A small block of mass 5 kg initially rests on a track at the bottom of a circular, vertical loop-the-loop, which has a radius of 0.8 m. The surface contact between the block and the loop is frictionless. A bullet of mass 0.7 kg strikes the block horizontally with initial speed 120 m/s and remains embedded in the block as the block and bullet circle the loop.

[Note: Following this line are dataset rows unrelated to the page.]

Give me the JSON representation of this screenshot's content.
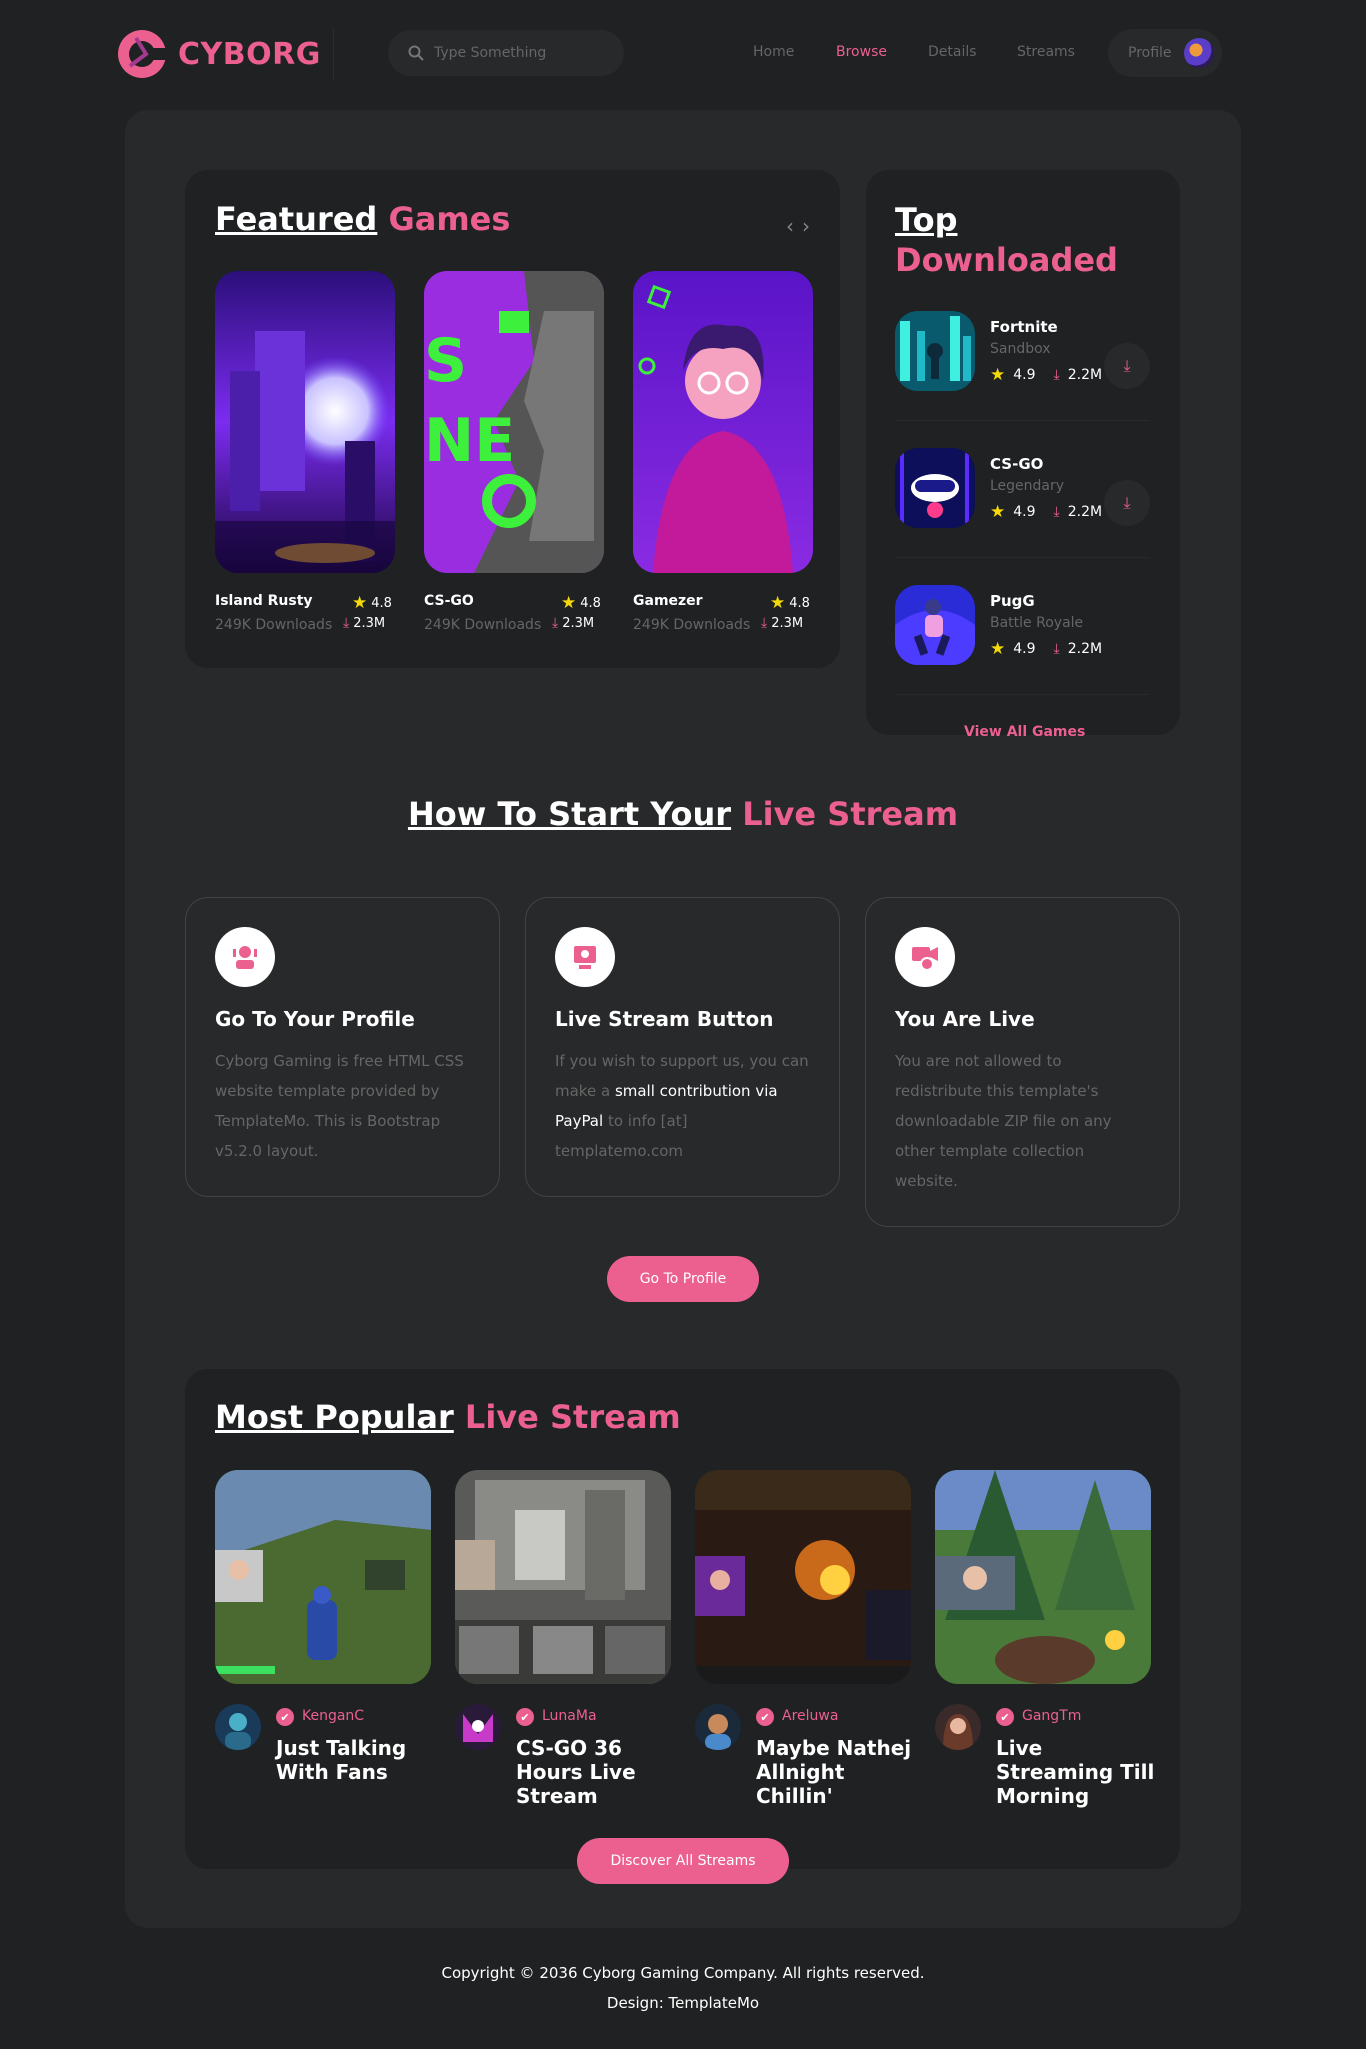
{
  "header": {
    "logo_text": "CYBORG",
    "search_placeholder": "Type Something",
    "nav": [
      "Home",
      "Browse",
      "Details",
      "Streams"
    ],
    "active_nav": "Browse",
    "profile_label": "Profile"
  },
  "featured": {
    "title_white": "Featured",
    "title_pink": "Games",
    "arrows": {
      "prev": "‹",
      "next": "›"
    },
    "games": [
      {
        "name": "Island Rusty",
        "downloads": "249K Downloads",
        "rating": "4.8",
        "count": "2.3M"
      },
      {
        "name": "CS-GO",
        "downloads": "249K Downloads",
        "rating": "4.8",
        "count": "2.3M"
      },
      {
        "name": "Gamezer",
        "downloads": "249K Downloads",
        "rating": "4.8",
        "count": "2.3M"
      }
    ]
  },
  "top_downloaded": {
    "title_white": "Top",
    "title_pink": "Downloaded",
    "items": [
      {
        "name": "Fortnite",
        "category": "Sandbox",
        "rating": "4.9",
        "count": "2.2M"
      },
      {
        "name": "CS-GO",
        "category": "Legendary",
        "rating": "4.9",
        "count": "2.2M"
      },
      {
        "name": "PugG",
        "category": "Battle Royale",
        "rating": "4.9",
        "count": "2.2M"
      }
    ],
    "view_all": "View All Games"
  },
  "how_to": {
    "title_white": "How To Start Your",
    "title_pink": "Live Stream",
    "steps": [
      {
        "title": "Go To Your Profile",
        "text": "Cyborg Gaming is free HTML CSS website template provided by TemplateMo. This is Bootstrap v5.2.0 layout."
      },
      {
        "title": "Live Stream Button",
        "text_a": "If you wish to support us, you can make a",
        "text_b": "small contribution via PayPal",
        "text_c": "to info [at] templatemo.com"
      },
      {
        "title": "You Are Live",
        "text": "You are not allowed to redistribute this template's downloadable ZIP file on any other template collection website."
      }
    ],
    "button": "Go To Profile"
  },
  "popular": {
    "title_white": "Most Popular",
    "title_pink": "Live Stream",
    "streams": [
      {
        "user": "KenganC",
        "title": "Just Talking With Fans"
      },
      {
        "user": "LunaMa",
        "title": "CS-GO 36 Hours Live Stream"
      },
      {
        "user": "Areluwa",
        "title": "Maybe Nathej Allnight Chillin'"
      },
      {
        "user": "GangTm",
        "title": "Live Streaming Till Morning"
      }
    ],
    "button": "Discover All Streams"
  },
  "footer": {
    "copyright": "Copyright © 2036 Cyborg Gaming Company. All rights reserved.",
    "design": "Design: TemplateMo"
  },
  "colors": {
    "accent": "#ec6090",
    "background": "#1f2122",
    "panel": "#27292a"
  }
}
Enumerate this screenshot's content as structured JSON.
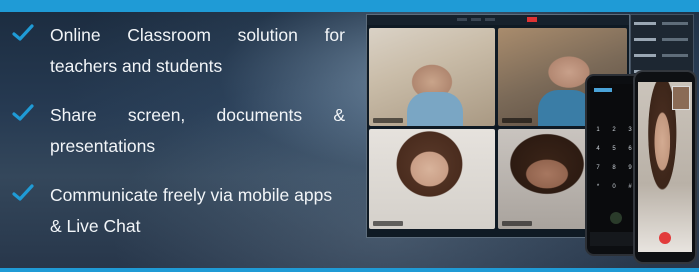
{
  "features": [
    {
      "lines": [
        "Online Classroom solution for",
        "teachers and students"
      ]
    },
    {
      "lines": [
        "Share screen, documents &",
        "presentations"
      ]
    },
    {
      "lines": [
        "Communicate freely via mobile apps",
        "& Live Chat"
      ]
    }
  ],
  "icons": {
    "bullet": "check-icon"
  },
  "colors": {
    "accent": "#1f9bd6",
    "text": "#f2f5f8"
  }
}
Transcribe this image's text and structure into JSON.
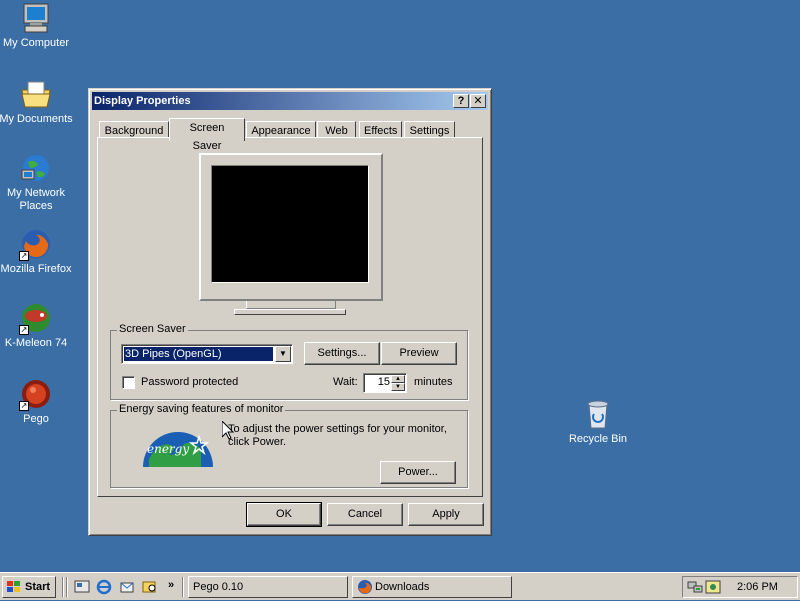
{
  "desktop": {
    "icons": [
      {
        "label": "My Computer",
        "icon": "computer-icon"
      },
      {
        "label": "My Documents",
        "icon": "folder-documents-icon"
      },
      {
        "label": "My Network Places",
        "icon": "network-places-icon"
      },
      {
        "label": "Mozilla Firefox",
        "icon": "firefox-icon"
      },
      {
        "label": "K-Meleon 74",
        "icon": "k-meleon-icon"
      },
      {
        "label": "Pego",
        "icon": "pego-icon"
      },
      {
        "label": "Recycle Bin",
        "icon": "recycle-bin-icon"
      }
    ]
  },
  "window": {
    "title": "Display Properties",
    "help_button": "?",
    "close_button": "✕",
    "tabs": [
      {
        "label": "Background"
      },
      {
        "label": "Screen Saver"
      },
      {
        "label": "Appearance"
      },
      {
        "label": "Web"
      },
      {
        "label": "Effects"
      },
      {
        "label": "Settings"
      }
    ],
    "active_tab": "Screen Saver",
    "screensaver": {
      "group_label": "Screen Saver",
      "selected": "3D Pipes (OpenGL)",
      "settings_button": "Settings...",
      "preview_button": "Preview",
      "password_label": "Password protected",
      "password_checked": false,
      "wait_label": "Wait:",
      "wait_value": "15",
      "wait_unit": "minutes"
    },
    "energy": {
      "group_label": "Energy saving features of monitor",
      "description": "To adjust the power settings for your monitor, click Power.",
      "power_button": "Power...",
      "logo_text": "energy"
    },
    "buttons": {
      "ok": "OK",
      "cancel": "Cancel",
      "apply": "Apply"
    }
  },
  "taskbar": {
    "start_label": "Start",
    "tasks": [
      {
        "label": "Pego 0.10"
      },
      {
        "label": "Downloads"
      }
    ],
    "clock": "2:06 PM"
  },
  "colors": {
    "desktop": "#3a6ea5",
    "title_start": "#0a246a",
    "title_end": "#a6caf0",
    "face": "#d4d0c8",
    "selection": "#0a246a"
  }
}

(a) Speed of block&bullet immediately after impact
(b) Kinetic Energy of block&bullet when they get midway to the top of the loop
(c) Minimum initial speed Vmin of bullet if block&bullet are to successfully execute a complete circuit of the loop
(a) CONSERVATION OF MOMENTUM
(b) CONSERVATION OF ENERGY
(c) NOT SURE
On c, you need to find velocity at the top what will give a centripetal force equal to mg, because if it is less than mg, the block will fall down.
So mg=mrw^2?
(and how do I find the w at the top of the loop?)
mg=mv^2/r
v^2=rg at top, so use that velocity at the top to figure the minimum vleocity at the bottom. (ke at top=keatbottom+mgh
Wouldn't it be KEbottom = KEtop without the mgh term since there's no height at the bottom?
Actually, I think it should be:
KE of bullet@bottom = KE of block&bullet@top + PE of block&bullet@top
Is that right?
Yes, it is right if you put the plus sign where you did.
To answer these questions, let's analyze the situation using principles of conservation of momentum and conservation of energy.
(a) Speed of block & bullet immediately after impact:
To find the speed immediately after the impact, we can use the principle of conservation of momentum, which states that the total momentum before and after the collision remains the same.
Before the collision:
The block is at rest, so its momentum is zero (since momentum = mass x velocity, and velocity is zero).
The momentum of the bullet before the collision is given by: momentum = mass x velocity = 0.7 kg x 120 m/s.
After the collision:
Since the block and bullet stick together after the collision, we can treat them as a single system.
Let's assume their velocity after the collision is V. The mass of the block and bullet system is 5 kg + 0.7 kg = 5.7 kg.
Using the principle of conservation of momentum, we can equate the momentum before the collision to the momentum after the collision:
0.7 kg x 120 m/s = 5.7 kg x V.
Solving for V, we find:
V = (0.7 kg x 120 m/s) / 5.7 kg.
Calculating this, we get:
V ≈ 14.737 m/s.
So, the speed of the block and bullet immediately after impact is approximately 14.737 m/s.
(b) Kinetic Energy of block & bullet when they get midway to the top of the loop:
To find the kinetic energy at the midway point, we can use the principle of conservation of energy, which states that the total energy before and after an event remains constant.
At the midway point of the loop, the potential energy of the block and bullet system will be maximum, while the kinetic energy will be minimum (almost zero).
The initial kinetic energy of the block and bullet system is given by:
Kinetic energy = (1/2) x mass x velocity^2.
Substituting the values, we get:
Initial kinetic energy = (1/2) x (5.7 kg) x (14.737 m/s)^2.
Calculating this, we find:
Initial kinetic energy ≈ 597.96 J.
So, the kinetic energy of the block and bullet system when they get midway to the top of the loop is approximately 597.96 J.
(c) Minimum initial speed Vmin of the bullet to successfully execute a complete circuit of the loop:
To find the minimum initial speed of the bullet, we need to consider the point where the block and bullet just manage to complete the loop without falling off. At this point, the net force acting on the system should provide the centripetal force required for circular motion.
The minimum initial speed occurs when the weight of the block and bullet system provides the necessary centripetal force.
The centripetal force at the top is given by:
Centripetal force = mass x acceleration = mass x (velocity^2 / radius).
Substituting the values, we have:
Centripetal force = (5.7 kg) x (Vmin^2 / 0.8 m).
The weight of the block and bullet system is given by:
Weight = mass x gravity = (5.7 kg) x 9.8 m/s^2.
To ensure that the block and bullet can complete the loop, the centripetal force at the top must be greater than or equal to the weight. Therefore, we have:
(5.7 kg) x (Vmin^2 / 0.8 m) ≥ (5.7 kg) x 9.8 m/s^2.
Simplifying the equation, we get:
Vmin^2 / 0.8 ≥ 9.8.
Multiplying both sides by 0.8, we find:
Vmin^2 ≥ 9.8 x 0.8.
Taking the square root of both sides, we obtain:
Vmin ≥ √(9.8 x 0.8).
Calculating this, we find:
Vmin ≥ 3.137 m/s.
Thus, the minimum initial speed (Vmin) of the bullet required for the block and bullet to successfully execute a complete circuit of the loop is approximately 3.137 m/s.